The measure abides by limits set in a December 2013 budget deal worked out by Sen. Patty Murray (D-WA) and Rep. Paul Ryan (R-WI). That deal lifted most of the spending reductions caused by sequestration, but left in place a 2% cut to Medicare provider reimbursements. These cuts currently are scheduled to be phased out by the end of 2023.

The latest spending bill does not call for any significant changes to Medicare or Medicaid. However, it will allow benefits to be cut for retirees on certain large pension plans.
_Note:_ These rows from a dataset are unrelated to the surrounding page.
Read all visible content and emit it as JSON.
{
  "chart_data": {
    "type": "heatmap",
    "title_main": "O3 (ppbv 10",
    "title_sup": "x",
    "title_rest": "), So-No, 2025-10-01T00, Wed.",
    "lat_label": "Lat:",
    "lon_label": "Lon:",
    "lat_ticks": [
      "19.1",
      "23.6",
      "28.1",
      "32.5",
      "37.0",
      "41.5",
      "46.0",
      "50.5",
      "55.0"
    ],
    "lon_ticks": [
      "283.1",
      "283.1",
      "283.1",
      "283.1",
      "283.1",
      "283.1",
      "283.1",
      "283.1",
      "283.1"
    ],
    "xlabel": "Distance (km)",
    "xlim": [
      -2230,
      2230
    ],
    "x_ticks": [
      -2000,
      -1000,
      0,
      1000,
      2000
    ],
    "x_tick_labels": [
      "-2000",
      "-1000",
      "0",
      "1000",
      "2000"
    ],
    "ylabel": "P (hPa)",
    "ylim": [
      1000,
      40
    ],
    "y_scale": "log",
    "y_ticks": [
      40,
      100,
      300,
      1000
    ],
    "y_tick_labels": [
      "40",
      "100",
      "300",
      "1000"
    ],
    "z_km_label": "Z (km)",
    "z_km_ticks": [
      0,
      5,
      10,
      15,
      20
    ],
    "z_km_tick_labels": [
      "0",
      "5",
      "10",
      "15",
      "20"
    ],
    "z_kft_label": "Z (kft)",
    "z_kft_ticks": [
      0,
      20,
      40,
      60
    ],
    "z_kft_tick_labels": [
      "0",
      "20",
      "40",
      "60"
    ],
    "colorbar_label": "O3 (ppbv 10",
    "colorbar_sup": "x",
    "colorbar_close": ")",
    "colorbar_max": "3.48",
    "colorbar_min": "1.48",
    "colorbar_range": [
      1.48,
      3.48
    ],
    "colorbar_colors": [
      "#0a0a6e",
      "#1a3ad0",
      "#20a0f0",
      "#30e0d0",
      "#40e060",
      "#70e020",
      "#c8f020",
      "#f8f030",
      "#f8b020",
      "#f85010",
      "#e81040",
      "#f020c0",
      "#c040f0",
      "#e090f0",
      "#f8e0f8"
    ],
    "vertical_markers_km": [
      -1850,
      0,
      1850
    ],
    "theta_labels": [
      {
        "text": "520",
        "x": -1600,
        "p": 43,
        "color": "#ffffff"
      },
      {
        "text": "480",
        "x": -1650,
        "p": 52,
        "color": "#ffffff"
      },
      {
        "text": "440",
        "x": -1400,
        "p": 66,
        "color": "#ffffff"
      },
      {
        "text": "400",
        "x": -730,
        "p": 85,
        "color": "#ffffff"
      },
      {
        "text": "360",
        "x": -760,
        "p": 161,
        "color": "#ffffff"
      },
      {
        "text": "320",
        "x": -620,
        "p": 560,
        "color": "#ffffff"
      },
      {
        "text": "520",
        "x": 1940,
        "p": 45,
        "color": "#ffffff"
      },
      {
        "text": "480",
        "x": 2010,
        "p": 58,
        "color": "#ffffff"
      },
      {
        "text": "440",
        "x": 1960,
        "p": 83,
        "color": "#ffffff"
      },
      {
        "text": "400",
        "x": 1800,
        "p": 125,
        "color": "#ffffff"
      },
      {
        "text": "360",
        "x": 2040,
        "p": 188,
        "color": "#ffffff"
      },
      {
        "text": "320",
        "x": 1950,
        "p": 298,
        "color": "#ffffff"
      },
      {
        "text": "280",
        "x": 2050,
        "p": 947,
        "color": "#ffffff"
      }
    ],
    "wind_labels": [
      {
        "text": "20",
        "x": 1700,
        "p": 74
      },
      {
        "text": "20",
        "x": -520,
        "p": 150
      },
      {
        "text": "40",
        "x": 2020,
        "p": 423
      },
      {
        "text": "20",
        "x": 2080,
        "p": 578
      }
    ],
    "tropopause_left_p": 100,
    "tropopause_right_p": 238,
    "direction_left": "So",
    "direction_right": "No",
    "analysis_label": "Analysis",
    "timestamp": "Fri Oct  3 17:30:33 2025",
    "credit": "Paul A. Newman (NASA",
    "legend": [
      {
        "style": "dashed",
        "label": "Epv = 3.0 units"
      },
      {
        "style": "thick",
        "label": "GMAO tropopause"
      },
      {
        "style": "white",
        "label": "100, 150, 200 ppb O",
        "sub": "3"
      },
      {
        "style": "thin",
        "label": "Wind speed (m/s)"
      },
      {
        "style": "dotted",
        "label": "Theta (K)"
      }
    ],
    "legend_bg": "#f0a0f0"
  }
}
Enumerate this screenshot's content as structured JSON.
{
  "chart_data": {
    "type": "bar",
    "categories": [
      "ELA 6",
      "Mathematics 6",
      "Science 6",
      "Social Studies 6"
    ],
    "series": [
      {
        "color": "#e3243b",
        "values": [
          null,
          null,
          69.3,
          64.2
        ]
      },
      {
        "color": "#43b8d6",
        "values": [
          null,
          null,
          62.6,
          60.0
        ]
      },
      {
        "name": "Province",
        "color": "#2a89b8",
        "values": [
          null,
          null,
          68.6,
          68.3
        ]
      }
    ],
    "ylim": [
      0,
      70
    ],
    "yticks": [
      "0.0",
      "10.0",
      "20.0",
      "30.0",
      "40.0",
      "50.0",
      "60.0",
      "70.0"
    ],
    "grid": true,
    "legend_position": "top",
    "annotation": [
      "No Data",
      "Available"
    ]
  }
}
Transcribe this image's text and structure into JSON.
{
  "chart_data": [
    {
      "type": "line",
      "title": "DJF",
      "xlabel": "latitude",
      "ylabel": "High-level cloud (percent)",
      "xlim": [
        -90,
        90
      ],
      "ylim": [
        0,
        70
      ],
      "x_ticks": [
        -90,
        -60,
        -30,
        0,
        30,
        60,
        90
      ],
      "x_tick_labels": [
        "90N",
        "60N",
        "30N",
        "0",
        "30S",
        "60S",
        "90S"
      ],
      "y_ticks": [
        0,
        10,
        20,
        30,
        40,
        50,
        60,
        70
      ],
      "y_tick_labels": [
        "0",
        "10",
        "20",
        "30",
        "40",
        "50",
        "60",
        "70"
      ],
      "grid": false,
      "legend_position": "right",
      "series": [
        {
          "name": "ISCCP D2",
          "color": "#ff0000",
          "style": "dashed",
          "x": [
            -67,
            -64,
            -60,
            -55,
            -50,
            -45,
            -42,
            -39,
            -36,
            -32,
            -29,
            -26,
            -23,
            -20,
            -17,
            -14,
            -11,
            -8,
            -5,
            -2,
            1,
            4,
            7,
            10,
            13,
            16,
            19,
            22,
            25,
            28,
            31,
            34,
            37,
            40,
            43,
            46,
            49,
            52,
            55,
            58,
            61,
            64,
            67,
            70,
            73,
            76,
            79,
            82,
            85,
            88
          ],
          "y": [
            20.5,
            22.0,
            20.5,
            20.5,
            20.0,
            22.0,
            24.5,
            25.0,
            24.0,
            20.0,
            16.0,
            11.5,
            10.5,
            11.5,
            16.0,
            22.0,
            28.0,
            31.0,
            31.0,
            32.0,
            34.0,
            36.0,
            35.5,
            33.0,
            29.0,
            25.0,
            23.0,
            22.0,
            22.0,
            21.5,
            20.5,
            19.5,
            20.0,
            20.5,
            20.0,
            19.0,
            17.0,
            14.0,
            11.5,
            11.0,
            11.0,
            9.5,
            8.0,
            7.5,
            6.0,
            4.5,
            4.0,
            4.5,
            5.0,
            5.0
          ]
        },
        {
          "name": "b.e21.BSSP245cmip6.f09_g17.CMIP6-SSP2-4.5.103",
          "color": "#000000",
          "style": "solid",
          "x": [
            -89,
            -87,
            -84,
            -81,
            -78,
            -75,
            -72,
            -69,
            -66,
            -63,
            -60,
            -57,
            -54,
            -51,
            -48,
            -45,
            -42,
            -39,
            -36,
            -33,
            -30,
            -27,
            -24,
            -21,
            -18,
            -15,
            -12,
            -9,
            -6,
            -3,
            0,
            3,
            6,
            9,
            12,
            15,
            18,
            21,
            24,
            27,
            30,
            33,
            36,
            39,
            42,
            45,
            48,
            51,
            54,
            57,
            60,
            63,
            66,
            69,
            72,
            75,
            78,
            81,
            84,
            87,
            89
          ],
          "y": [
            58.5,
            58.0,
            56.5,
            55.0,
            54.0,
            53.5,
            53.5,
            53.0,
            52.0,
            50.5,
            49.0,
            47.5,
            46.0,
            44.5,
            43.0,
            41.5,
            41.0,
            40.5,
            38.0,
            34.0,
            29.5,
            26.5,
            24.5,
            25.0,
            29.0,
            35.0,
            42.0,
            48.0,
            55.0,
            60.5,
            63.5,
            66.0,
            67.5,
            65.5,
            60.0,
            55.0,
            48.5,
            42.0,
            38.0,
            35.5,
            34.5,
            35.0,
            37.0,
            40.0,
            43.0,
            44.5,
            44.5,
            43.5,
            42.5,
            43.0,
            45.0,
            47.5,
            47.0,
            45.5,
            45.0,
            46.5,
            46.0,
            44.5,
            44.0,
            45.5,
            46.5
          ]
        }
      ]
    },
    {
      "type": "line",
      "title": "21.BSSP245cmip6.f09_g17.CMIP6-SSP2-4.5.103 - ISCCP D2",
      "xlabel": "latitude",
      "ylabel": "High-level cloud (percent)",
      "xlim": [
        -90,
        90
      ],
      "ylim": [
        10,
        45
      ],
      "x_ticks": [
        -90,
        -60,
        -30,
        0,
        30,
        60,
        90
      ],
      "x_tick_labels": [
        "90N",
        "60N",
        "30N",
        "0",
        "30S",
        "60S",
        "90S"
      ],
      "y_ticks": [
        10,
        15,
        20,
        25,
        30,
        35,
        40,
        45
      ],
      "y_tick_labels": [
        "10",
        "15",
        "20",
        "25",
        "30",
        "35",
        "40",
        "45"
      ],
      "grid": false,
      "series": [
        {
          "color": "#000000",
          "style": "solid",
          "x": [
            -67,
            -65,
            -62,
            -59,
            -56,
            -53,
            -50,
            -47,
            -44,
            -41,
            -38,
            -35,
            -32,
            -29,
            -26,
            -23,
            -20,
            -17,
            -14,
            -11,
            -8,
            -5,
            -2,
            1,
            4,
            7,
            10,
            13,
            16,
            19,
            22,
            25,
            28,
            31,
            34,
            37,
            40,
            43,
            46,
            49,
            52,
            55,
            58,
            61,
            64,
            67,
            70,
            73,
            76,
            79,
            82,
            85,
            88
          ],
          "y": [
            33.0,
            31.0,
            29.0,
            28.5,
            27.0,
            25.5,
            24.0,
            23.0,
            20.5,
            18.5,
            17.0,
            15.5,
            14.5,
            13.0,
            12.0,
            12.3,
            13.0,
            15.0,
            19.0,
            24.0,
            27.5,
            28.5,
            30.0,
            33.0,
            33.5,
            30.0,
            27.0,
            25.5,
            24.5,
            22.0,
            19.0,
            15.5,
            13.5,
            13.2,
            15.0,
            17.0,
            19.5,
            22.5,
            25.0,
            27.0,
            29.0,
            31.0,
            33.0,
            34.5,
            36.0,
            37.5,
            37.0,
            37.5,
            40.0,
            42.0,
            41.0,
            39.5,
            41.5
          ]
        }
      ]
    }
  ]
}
Some of these plans are in bad financial shape, and failures could bankrupt the government's pension safety net, according to the Wall Street Journal.

Some critics warned that this could set a “precedent” and lead to more large-scale reductions in benefits for retirees and other seniors, including cuts to Medicare.

The spending package survived a contentious vote in the House of Representatives, where many Democrats objected to provisions that would weaken regulations imposed on banks following the 2008 financial crisis. Twenty-one Senate Democrats then voted against it, but it passed with a 56-40 margin. The bill awaited President Barack Obama's signature as of late Monday afternoon.